For instance, there may be an instance where 100,000 tweets are stored in the blob storage system. This might be stored with the key “ALL_TWEETS”. However to minimize loading times of blobs, and to not overload the caching system, this could be split and stored in smaller chunks. 

One way to do this would be to split up tweets by month: 

     "201601_TWEETS" 

     "201602_TWEETS" 

     "201603_TWEETS" 

     "201604_TWEETS" 

 

When a query is requested from the connector, filters can be used to determine which blobs need to be used, and thus loaded from the blob storage system. A query with the specified date range of 2016-02-05 to 2016-03-05 would just need to load the data for February and March, “201602_TWEETS” and “201603_TWEETS”. 

There may be significant overhead required to join datasets from blobs. It is recommended that this be taken into consideration and to compare the performance of multiple smaller blobs versus larger ones. 

There is no ideal size for blobs. The loading speed of blobs from the Yellowfin database will be dependent on the hardware and DBMS used. Public connectors will be used on Yellowfin installations of all sizes, so smaller, less powerful systems should be taken into consideration. 

 

 

Application-Level Filtering & Aggregations 

Yellowfin supports application-level filtering and aggregation. This allows Yellowfin to aggregate and filter data after receiving a result set from a connector. 

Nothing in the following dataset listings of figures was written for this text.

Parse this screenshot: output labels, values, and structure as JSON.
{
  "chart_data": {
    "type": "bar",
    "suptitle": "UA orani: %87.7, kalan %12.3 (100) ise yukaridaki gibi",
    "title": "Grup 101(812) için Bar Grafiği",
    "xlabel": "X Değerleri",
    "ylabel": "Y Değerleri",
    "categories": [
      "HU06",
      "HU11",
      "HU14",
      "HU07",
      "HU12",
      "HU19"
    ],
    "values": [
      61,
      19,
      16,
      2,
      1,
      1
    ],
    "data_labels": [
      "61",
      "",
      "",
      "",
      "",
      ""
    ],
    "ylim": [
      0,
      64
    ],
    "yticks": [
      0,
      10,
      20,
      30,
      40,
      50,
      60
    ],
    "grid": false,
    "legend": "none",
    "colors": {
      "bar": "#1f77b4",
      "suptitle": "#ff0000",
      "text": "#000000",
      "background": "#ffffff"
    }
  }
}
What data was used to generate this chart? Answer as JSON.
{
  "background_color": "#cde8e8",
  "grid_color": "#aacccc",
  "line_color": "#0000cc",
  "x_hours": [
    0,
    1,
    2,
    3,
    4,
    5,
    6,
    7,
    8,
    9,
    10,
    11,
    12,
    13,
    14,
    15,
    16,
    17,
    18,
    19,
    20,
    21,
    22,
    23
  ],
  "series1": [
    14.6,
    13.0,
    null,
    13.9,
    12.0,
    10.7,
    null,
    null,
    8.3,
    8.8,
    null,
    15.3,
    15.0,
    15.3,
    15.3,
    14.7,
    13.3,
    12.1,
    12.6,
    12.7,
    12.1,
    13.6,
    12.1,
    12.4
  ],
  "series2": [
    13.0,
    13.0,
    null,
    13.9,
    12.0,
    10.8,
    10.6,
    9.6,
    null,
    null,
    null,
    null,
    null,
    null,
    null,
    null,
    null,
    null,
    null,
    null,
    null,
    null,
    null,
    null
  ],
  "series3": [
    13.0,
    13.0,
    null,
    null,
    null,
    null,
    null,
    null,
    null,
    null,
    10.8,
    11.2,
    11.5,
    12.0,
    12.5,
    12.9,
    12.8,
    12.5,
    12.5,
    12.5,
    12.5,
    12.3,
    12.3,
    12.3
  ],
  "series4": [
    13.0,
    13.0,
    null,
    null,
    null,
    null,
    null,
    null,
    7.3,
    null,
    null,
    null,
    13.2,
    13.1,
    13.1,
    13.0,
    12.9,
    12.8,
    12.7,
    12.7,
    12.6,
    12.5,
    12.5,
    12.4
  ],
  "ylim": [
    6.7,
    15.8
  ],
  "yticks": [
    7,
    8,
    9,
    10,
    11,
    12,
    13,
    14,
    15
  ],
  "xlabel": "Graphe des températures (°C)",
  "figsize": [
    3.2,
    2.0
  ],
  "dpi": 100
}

Application-level aggregation is toggled based on the capabilities of the connector. If any DataSet columns (as returned by getColumns()) support native aggregations (where the connector returns aggregated data), then aggregations will be available. 

Application-level filtering is also toggled based on the capabilities of columns in the connector. If any DataSet columns (as returned by getColumns()) support native filtering (where the connector applies its own filters), then the application-level filtering will be disabled, and only connector column filters will be available. Connector filters (as returned by getFilters()) can co-exist with application-level filters. 

 

 

Custom Error Messages 

Custom messages can be returned to the Yellowfin UI if an error occurs whilst running a connector report. This can be done by throwing a ThirdPartyException() with a custom message from the connector plugin. 

Code Block
languagejava
throw new ThirdPartyException("Unable to connect to the Twitter API at this time."); 

 

The custom error message will be shown as a standard “Oh-No” error where the report would usually be rendered. This would usually be thrown from the execute() function on a DataSet.